1567 Sayılı Türk Parasının Kıymetini Koruma Kanunu ve Kanuna ilişkin 17 sayılı karar : Bu karara göre Türkiye’ ye gelecek yabancı sermayeli kuruluş, T.C. Merkez Bankası ve Maliye Bakanlığına başvuracaktır. Ülkeye gelen sermaye, belli koşulları yerine getirdiğinde, ülkeden geri çıkabilir.
17 sayılı karara göre, 6224 sayılı Yabancı Sermayeyi Teşvik Kanunu kapsam dışında kalan gerçek veya tüzel kişiler, dış ülkelerden kredi sağlayabilir. (17) Ancak kredinin alınabilmesi için Maliye Bakanlığı aracılığıyla Bakanlar Kurulunun izin vermesi gereklidir.(18)
17 sayılı karar esas olarak üretimle uğraşacak yabancı sermayeyi hedef almadığı halde, Türkiye pazarında büyük payı olan bazı sanayi faaliyetler 17 sayılı karar çerçevesinde sürdürülmüştür. 29 Aralık 1983 tarihli RG ‘ de yayınlanan “Türk parasının Kıymetini Koruma Hakkında ki 28 sayılı karar” 17 sayılı kararı yürürlükten kaldırmıştır.
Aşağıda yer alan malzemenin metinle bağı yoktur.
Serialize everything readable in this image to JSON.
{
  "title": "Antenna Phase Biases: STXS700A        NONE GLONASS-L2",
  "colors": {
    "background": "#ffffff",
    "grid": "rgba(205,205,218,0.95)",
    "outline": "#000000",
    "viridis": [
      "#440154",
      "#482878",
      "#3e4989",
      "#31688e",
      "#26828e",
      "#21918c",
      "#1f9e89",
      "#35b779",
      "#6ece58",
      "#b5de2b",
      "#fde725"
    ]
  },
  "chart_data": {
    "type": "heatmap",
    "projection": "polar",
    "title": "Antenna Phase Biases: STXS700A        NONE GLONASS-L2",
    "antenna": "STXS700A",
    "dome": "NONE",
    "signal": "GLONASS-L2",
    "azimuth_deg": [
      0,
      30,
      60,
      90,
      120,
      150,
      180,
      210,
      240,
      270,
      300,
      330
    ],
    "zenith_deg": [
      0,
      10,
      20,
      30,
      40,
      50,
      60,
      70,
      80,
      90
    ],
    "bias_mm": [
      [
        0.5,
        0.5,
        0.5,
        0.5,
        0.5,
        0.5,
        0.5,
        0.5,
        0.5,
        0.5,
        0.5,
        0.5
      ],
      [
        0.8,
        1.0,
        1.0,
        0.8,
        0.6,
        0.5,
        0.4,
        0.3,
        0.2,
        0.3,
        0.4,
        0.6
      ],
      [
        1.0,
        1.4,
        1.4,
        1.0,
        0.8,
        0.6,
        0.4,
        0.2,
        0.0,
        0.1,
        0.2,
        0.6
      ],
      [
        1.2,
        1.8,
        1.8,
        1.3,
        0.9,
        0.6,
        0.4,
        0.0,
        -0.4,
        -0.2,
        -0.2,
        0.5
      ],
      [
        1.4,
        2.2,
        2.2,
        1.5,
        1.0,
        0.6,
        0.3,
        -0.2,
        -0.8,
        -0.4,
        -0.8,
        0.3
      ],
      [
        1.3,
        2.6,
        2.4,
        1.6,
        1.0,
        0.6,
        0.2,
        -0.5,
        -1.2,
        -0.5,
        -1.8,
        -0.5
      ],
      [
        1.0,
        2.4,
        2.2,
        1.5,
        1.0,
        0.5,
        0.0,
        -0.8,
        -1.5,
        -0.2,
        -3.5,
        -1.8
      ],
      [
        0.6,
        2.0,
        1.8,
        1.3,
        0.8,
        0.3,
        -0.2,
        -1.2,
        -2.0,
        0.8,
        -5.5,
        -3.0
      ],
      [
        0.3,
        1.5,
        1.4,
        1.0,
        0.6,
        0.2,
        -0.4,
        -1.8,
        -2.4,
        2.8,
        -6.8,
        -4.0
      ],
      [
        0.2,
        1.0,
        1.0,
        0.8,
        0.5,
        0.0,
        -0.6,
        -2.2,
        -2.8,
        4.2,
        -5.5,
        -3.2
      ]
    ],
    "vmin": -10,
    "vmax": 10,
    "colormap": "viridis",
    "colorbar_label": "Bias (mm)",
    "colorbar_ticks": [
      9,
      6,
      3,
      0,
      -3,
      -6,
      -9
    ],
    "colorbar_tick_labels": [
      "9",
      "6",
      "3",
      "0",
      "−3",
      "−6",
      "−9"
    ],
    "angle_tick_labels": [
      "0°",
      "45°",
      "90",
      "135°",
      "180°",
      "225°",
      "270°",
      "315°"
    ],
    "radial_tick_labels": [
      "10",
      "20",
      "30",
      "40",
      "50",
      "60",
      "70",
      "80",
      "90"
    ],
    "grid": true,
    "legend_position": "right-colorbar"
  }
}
Yürürlükten kaldırılan karar hükümlerine göre başlamış olan işlemler, eski hükümlere bağlı olacak ve yeni kararın ilgililer olan hükümlerinden de yararlanacaklardır. 28 sayılı karar ile :
- Türkiye’ ye her türlü yoldan ve cinsten döviz ithali, hiçbir kayda tutulmaksızın, serbest bırakılmıştır.
- Türkiye’ de yerleşik kişilerin, beraberlerinde döviz bulundurmaları kayda tabi tutulmaksızın serbest kılınmıştır.
-Türkiye’ ye yerleşik kişilerin yurt dışına çıkışlarında, beraberlerinde 3000 doları veya eşitine kadar döviz çıkarabilmeleri esası getirilmiştir.